Average Iranians don't hate Americans. If imitation is the highest form of flattery, then the Iranian people never stopped complimenting America. Light-colored contact lenses are so popular that they're sold over the counter. Bleached-blond hair is so rampant that it's easy to forget this is a population composed entirely of natural brunets (a recent obsession with hip-hop music manifests itself in the strange new trend of Iranians sporting platinum dreadlocks). Angelina Jolie and Enrique Iglesias are cultural staples; Prison Break and Lost are water-cooler conversation. President Obama has a legion of fans who tout the catchy slogan "Oo-Ba-Mast," which means "he's with us" in Persian.
Iran isn't a desert wasteland. In the mind's eye, Iran registers as a hybrid of war-torn Afghanistan and ancient Mesopotamia. Despite what the news and fables might suggest, you'll find neither military tanks nor camels roaming the streets. In fact, Tehran is more reminiscent of Manhattan, with its crowds, pollution, traffic, tall buildings, beggars, hot-dog stands, pizza shops and ridiculously good-looking people. All the conveniences of modern life are available -- taxis, Starbucks-like cafes, air-conditioned malls, high-speed Internet, the iPhone. Maybe it's logistically impossible for a country with a median age of just 27 to be unhip.
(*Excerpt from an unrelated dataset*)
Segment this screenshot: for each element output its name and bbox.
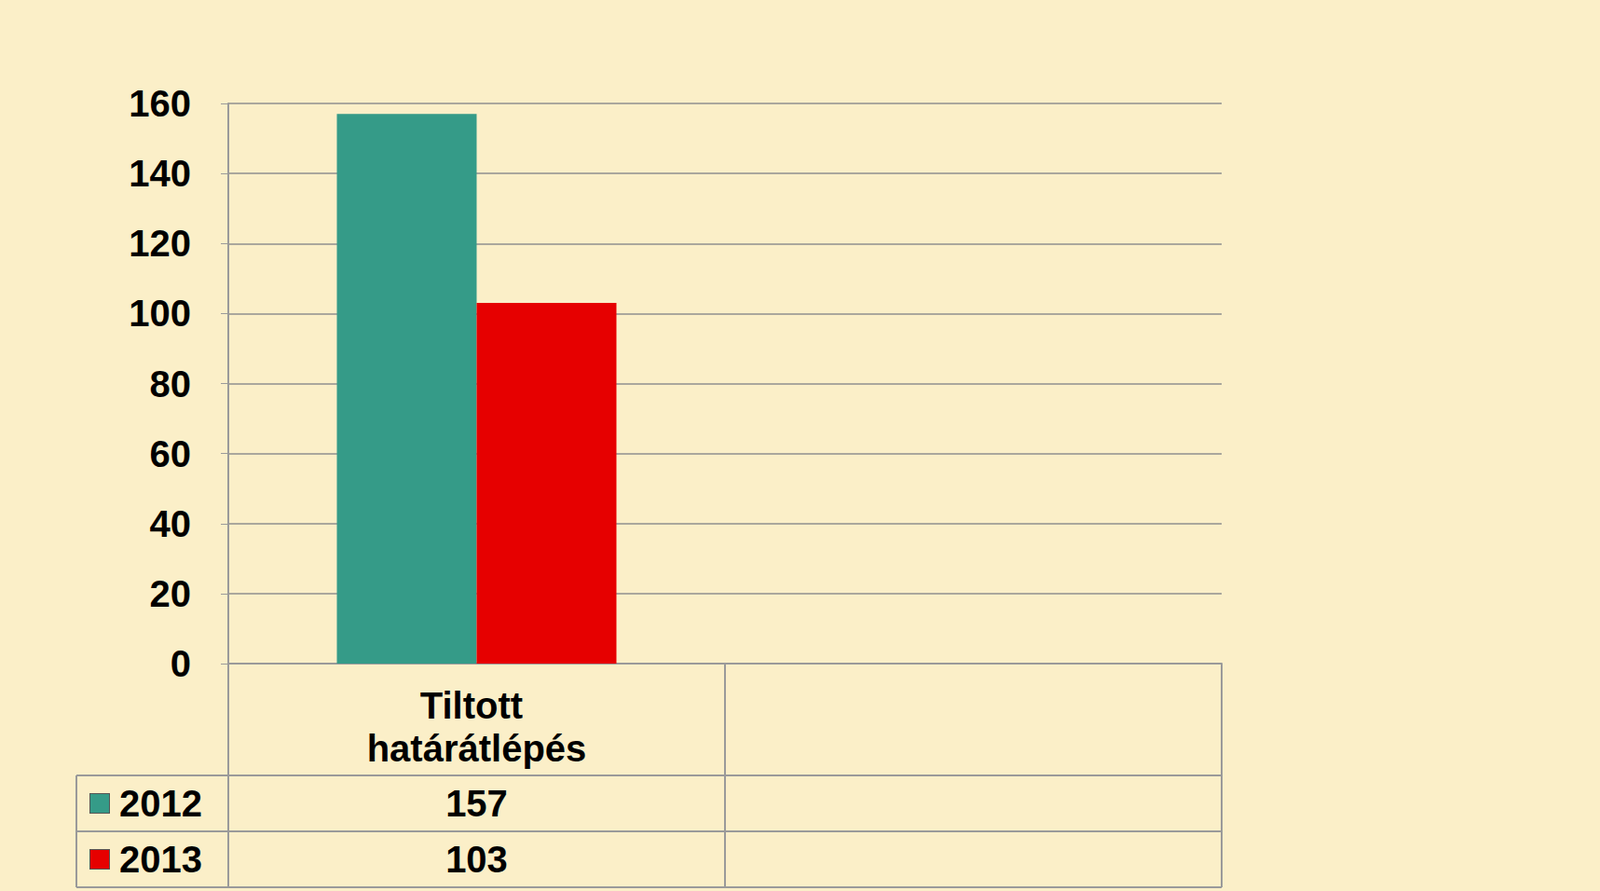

The bling reflecting off the fake Gucci sunglasses may blind you, but believe me, turban and head-to-toe burqa sightings are rare.
Still, it's not exactly advisable, let alone convenient (good luck getting that visa) to visit Iran. But, should you choose to learn from my foray into so-called enemy territory, know that we're all cut from the same fabric. Or, to quote a Persian proverb: Anywhere you go, the sky is the same color.
Reyhaneh Fathieh, 25, is an editorial assistant at USA WEEKEND Magazine.